Running now through the end of July, The Art of Cooking presented at Royal/T Cafe in Culver City, CA, is a new food-and-art exhibition. The show is curated by Hanne Mugaas, whose curatorial experience includes stints at the Museum of Modern Art (MoMA) and the Solomon R. Guggenheim Museum, both in New York City, and projects at the Moving Image Archive of Contemporary Art (MIACA) in Tokyo, Ooga Booga in Los Angeles, and Vilma Gold in London, among others. Most notably, she is the founder of the gallery Art Since the Summer of ’69, located on the Lower East Side in Manhattan. Opened in 2008 as the smallest gallery in the world (just 6’ x 16′!), the gallery is now a mobile project.
The Art of Cooking was inspired by Mugaas’ upbringing in a family of restaurateurs and is, in her words, “a show that everybody can relate to since food is a central theme and source of everyday pleasure.” The artists included in the exhibition explore, celebrate and obsess over food, often with a big dash of humor. The works span different media, from drawing and painting to digital prints and clothing.

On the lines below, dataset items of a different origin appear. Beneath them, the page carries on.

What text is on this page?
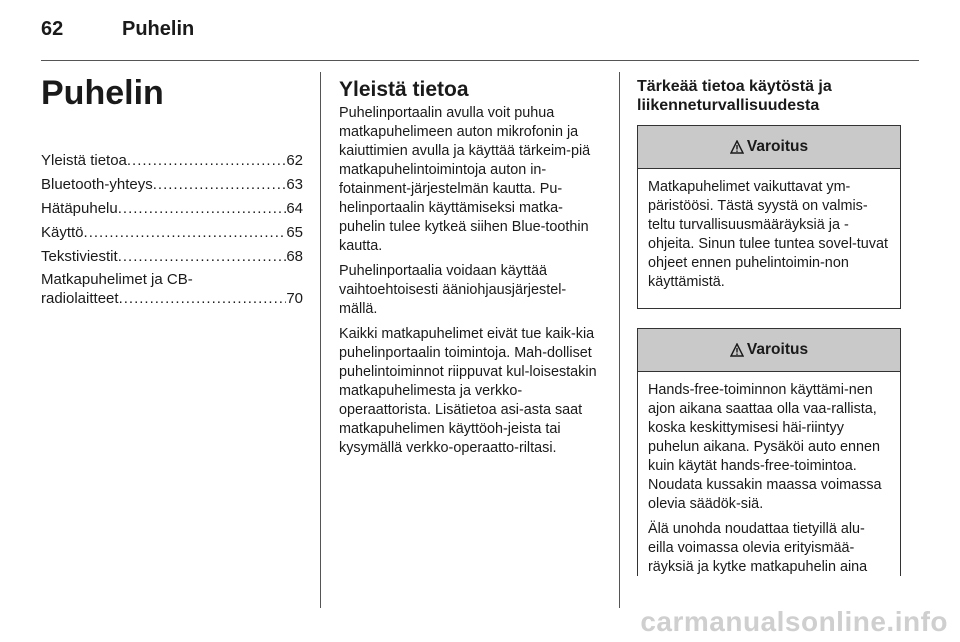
62	Puhelin
Puhelin
Yleistä tietoa .....	62
Bluetooth-yhteys .....	63
Hätäpuhelu .....	64
Käyttö .....	65
Tekstiviestit .....	68
Matkapuhelimet ja CB-
radiolaitteet .....	70
Yleistä tietoa

Puhelinportaalin avulla voit puhua matkapuhelimeen auton mikrofonin ja kaiuttimien avulla ja käyttää tärkeim-piä matkapuhelintoimintoja auton in-fotainment-järjestelmän kautta. Pu-helinportaalin käyttämiseksi matka-puhelin tulee kytkeä siihen Blue-toothin kautta.

Puhelinportaalia voidaan käyttää vaihtoehtoisesti ääniohjausjärjestel-mällä.

Kaikki matkapuhelimet eivät tue kaik-kia puhelinportaalin toimintoja. Mah-dolliset puhelintoiminnot riippuvat kul-loisestakin matkapuhelimesta ja verkko-operaattorista. Lisätietoa asi-asta saat matkapuhelimen käyttöoh-jeista tai kysymällä verkko-operaatto-riltasi.

Tärkeää tietoa käytöstä ja liikenneturvallisuudesta
Varoitus

Matkapuhelimet vaikuttavat ym-päristöösi. Tästä syystä on valmis-teltu turvallisuusmääräyksiä ja -ohjeita. Sinun tulee tuntea sovel-tuvat ohjeet ennen puhelintoimin-non käyttämistä.

Varoitus

Hands-free-toiminnon käyttämi-nen ajon aikana saattaa olla vaa-rallista, koska keskittymisesi häi-riintyy puhelun aikana. Pysäköi auto ennen kuin käytät hands-free-toimintoa. Noudata kussakin maassa voimassa olevia säädök-siä.

Älä unohda noudattaa tietyillä alu-eilla voimassa olevia erityismää-räyksiä ja kytke matkapuhelin aina

carmanualsonline.info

Some of the work seems elementary– a coconut set on a Vogue magazine didn’t do much for me– but other explorations surprised and delighted. For example, William Wegman’s video of a glass of milk being slowly consumed by—what? A cow? A cat? A… No spoilers here. The camera, at glass level, allows for a slow revelation as the milk steadily declines.
Other works offered similarly-veined humor and thought. Viktor Kopp’s oversized chocolate bars re-tooled the idea of the geometric grid. Kenny Scharf’s donuts, which float serenely against brilliant skies, spoke to the surreal nature of fried dough and heavenly atmospheres. And in the realm of black humor, a short animated film by Takeshi Murata titled PopEye remade the iconic children’s cartoon character into a spinach-addled addict with anger management issues.

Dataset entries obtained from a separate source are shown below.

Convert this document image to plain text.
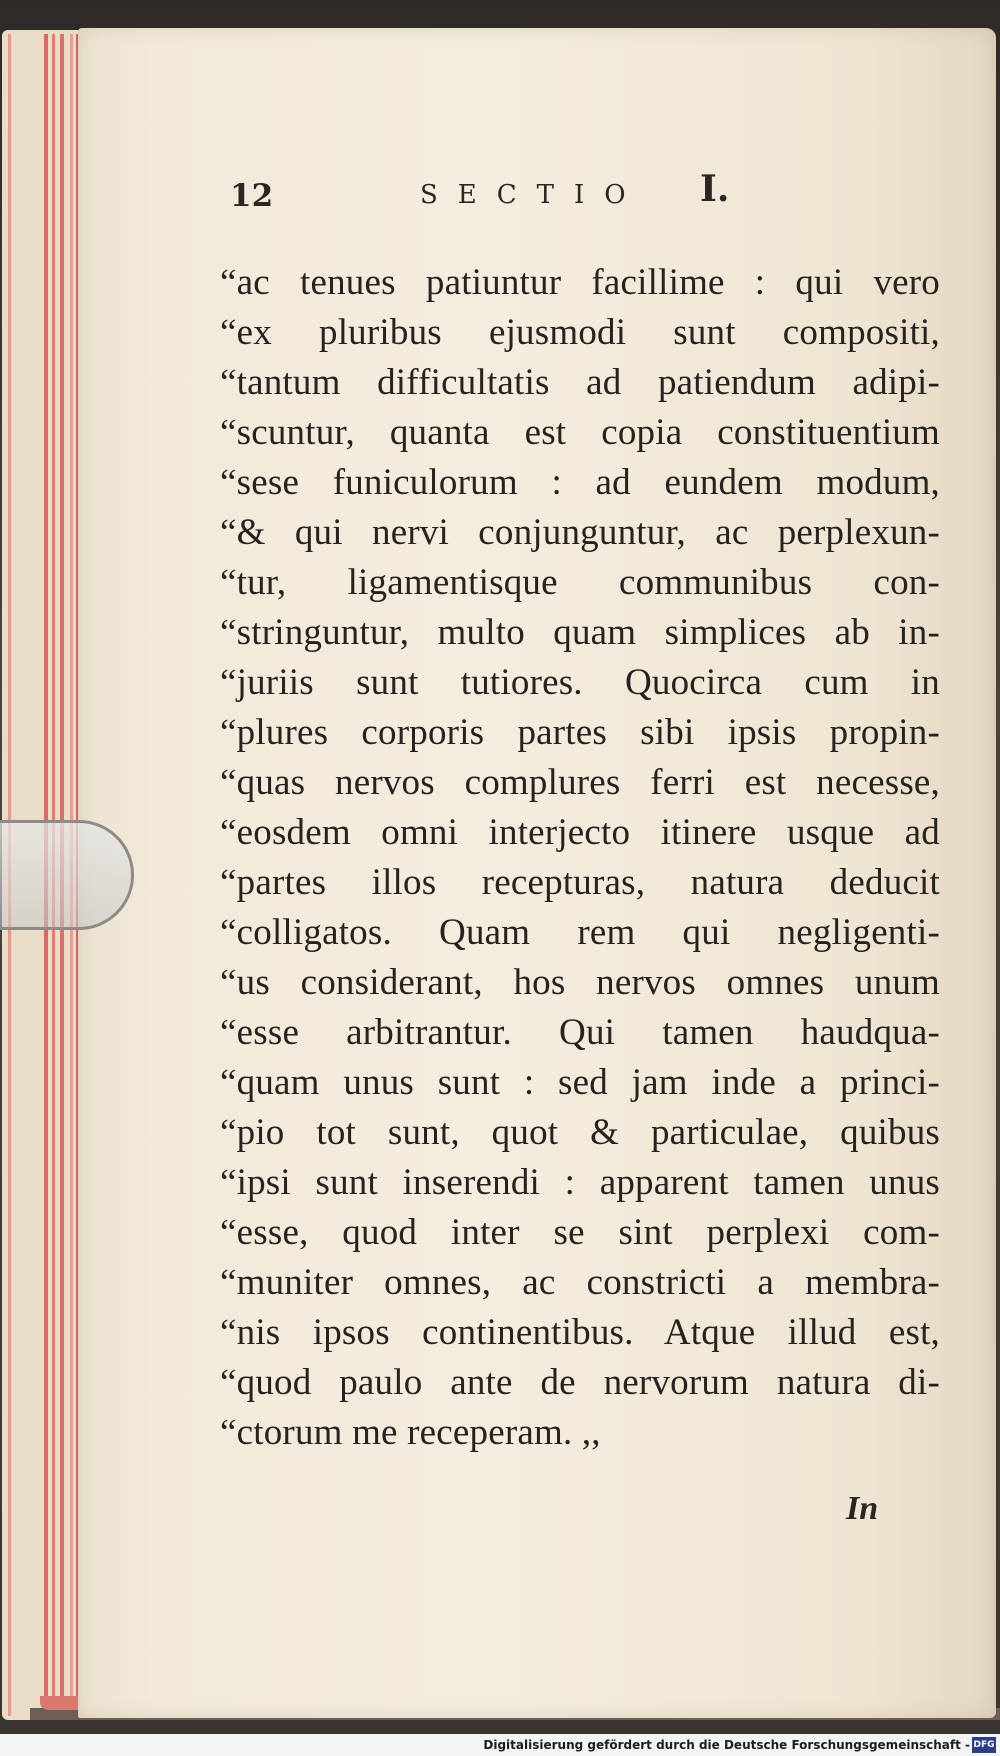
12	SECTIO I.
“ac tenues patiuntur facillime : qui vero
“ex pluribus ejusmodi sunt compositi,
“tantum difficultatis ad patiendum adipi-
“scuntur, quanta est copia constituentium
“sese funiculorum : ad eundem modum,
“& qui nervi conjunguntur, ac perplexun-
“tur, ligamentisque communibus con-
“stringuntur, multo quam simplices ab in-
“juriis sunt tutiores. Quocirca cum in
“plures corporis partes sibi ipsis propin-
“quas nervos complures ferri est necesse,
“eosdem omni interjecto itinere usque ad
“partes illos recepturas, natura deducit
“colligatos. Quam rem qui negligenti-
“us considerant, hos nervos omnes unum
“esse arbitrantur. Qui tamen haudqua-
“quam unus sunt : sed jam inde a princi-
“pio tot sunt, quot & particulae, quibus
“ipsi sunt inserendi : apparent tamen unus
“esse, quod inter se sint perplexi com-
“muniter omnes, ac constricti a membra-
“nis ipsos continentibus. Atque illud est,
“quod paulo ante de nervorum natura di-
“ctorum me receperam. ,,
In
Digitalisierung gefördert durch die Deutsche Forschungsgemeinschaft - DFG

Royal/T has gone one step further and paired the gallery space with a pop-up Japanese Maid Cafe, which serves full meals as well as desserts and beverages. The Japanese milk tea (made with soy milk), chicken katsu sandwich, and salads ranked among some of the best treats. Claim a table and place your order before exploring the gallery– service is very slow, even if costumed.

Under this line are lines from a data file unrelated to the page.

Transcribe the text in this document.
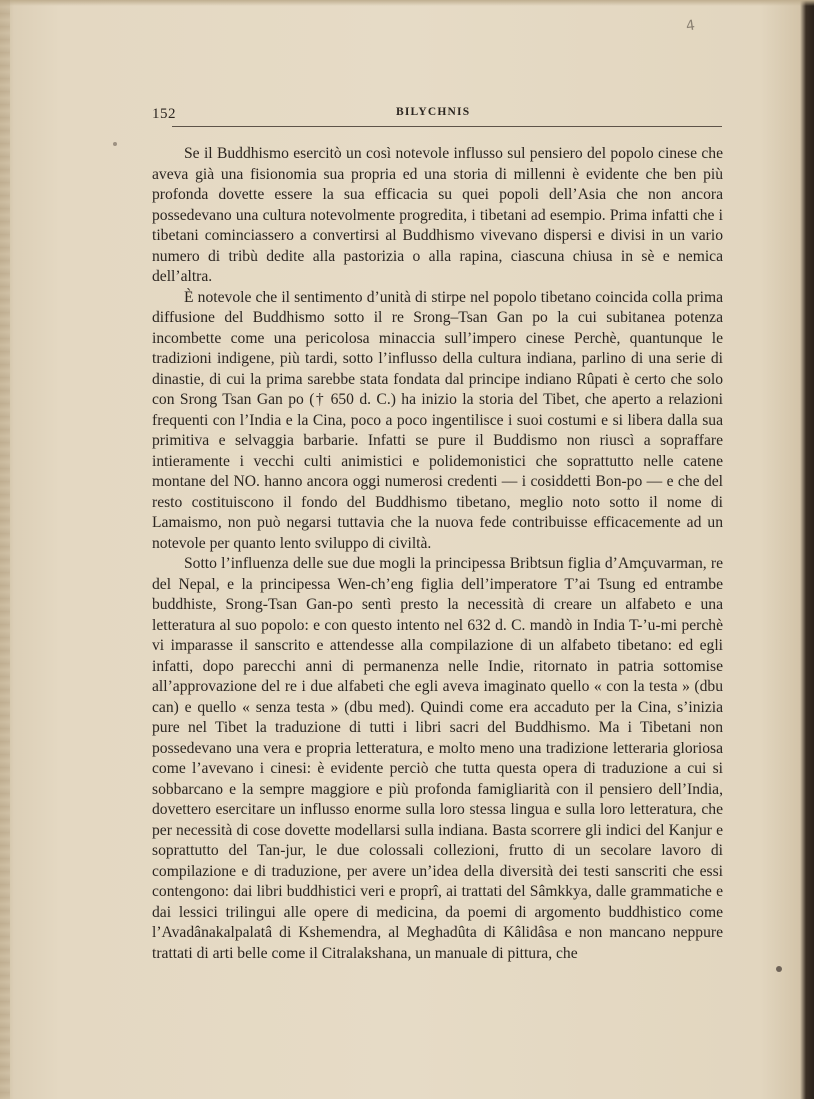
4
152	BILYCHNIS

Se il Buddhismo esercitò un così notevole influsso sul pensiero del popolo cinese che aveva già una fisionomia sua propria ed una storia di millenni è evidente che ben più profonda dovette essere la sua efficacia su quei popoli dell’Asia che non ancora possedevano una cultura notevolmente progredita, i tibetani ad esempio. Prima infatti che i tibetani cominciassero a convertirsi al Buddhismo vivevano dispersi e divisi in un vario numero di tribù dedite alla pastorizia o alla rapina, ciascuna chiusa in sè e nemica dell’altra.

È notevole che il sentimento d’unità di stirpe nel popolo tibetano coincida colla prima diffusione del Buddhismo sotto il re Srong–Tsan Gan po la cui subitanea potenza incombette come una pericolosa minaccia sull’impero cinese Perchè, quantunque le tradizioni indigene, più tardi, sotto l’influsso della cultura indiana, parlino di una serie di dinastie, di cui la prima sarebbe stata fondata dal principe indiano Rûpati è certo che solo con Srong Tsan Gan po († 650 d. C.) ha inizio la storia del Tibet, che aperto a relazioni frequenti con l’India e la Cina, poco a poco ingentilisce i suoi costumi e si libera dalla sua primitiva e selvaggia barbarie. Infatti se pure il Buddismo non riuscì a sopraffare intieramente i vecchi culti animistici e polidemonistici che soprattutto nelle catene montane del NO. hanno ancora oggi numerosi credenti — i cosiddetti Bon-po — e che del resto costituiscono il fondo del Buddhismo tibetano, meglio noto sotto il nome di Lamaismo, non può negarsi tuttavia che la nuova fede contribuisse efficacemente ad un notevole per quanto lento sviluppo di civiltà.

Sotto l’influenza delle sue due mogli la principessa Bribtsun figlia d’Amçuvarman, re del Nepal, e la principessa Wen-ch’eng figlia dell’imperatore T’ai Tsung ed entrambe buddhiste, Srong-Tsan Gan-po sentì presto la necessità di creare un alfabeto e una letteratura al suo popolo: e con questo intento nel 632 d. C. mandò in India T-’u-mi perchè vi imparasse il sanscrito e attendesse alla compilazione di un alfabeto tibetano: ed egli infatti, dopo parecchi anni di permanenza nelle Indie, ritornato in patria sottomise all’approvazione del re i due alfabeti che egli aveva imaginato quello « con la testa » (dbu can) e quello « senza testa » (dbu med). Quindi come era accaduto per la Cina, s’inizia pure nel Tibet la traduzione di tutti i libri sacri del Buddhismo. Ma i Tibetani non possedevano una vera e propria letteratura, e molto meno una tradizione letteraria gloriosa come l’avevano i cinesi: è evidente perciò che tutta questa opera di traduzione a cui si sobbarcano e la sempre maggiore e più profonda famigliarità con il pensiero dell’India, dovettero esercitare un influsso enorme sulla loro stessa lingua e sulla loro letteratura, che per necessità di cose dovette modellarsi sulla indiana. Basta scorrere gli indici del Kanjur e soprattutto del Tan-jur, le due colossali collezioni, frutto di un secolare lavoro di compilazione e di traduzione, per avere un’idea della diversità dei testi sanscriti che essi contengono: dai libri buddhistici veri e proprî, ai trattati del Sâmkkya, dalle grammatiche e dai lessici trilingui alle opere di medicina, da poemi di argomento buddhistico come l’Avadânakalpalatâ di Kshemendra, al Meghadûta di Kâlidâsa e non mancano neppure trattati di arti belle come il Citralakshana, un manuale di pittura, che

Mugaas intends for this exhibit to be more celebratory than serious. “Food has always been present in art,” she explains in her artist statement. “With this show I wanted to focus on contemporary artists who represent food in interesting but also humorous ways – as food is (for most of us) linked to pleasure, not only when it comes to taste but also social interaction. This exhibition is meant to celebrate food – no matter if it is a gourmet meal, a donut, or a slice of toast with marmalade.”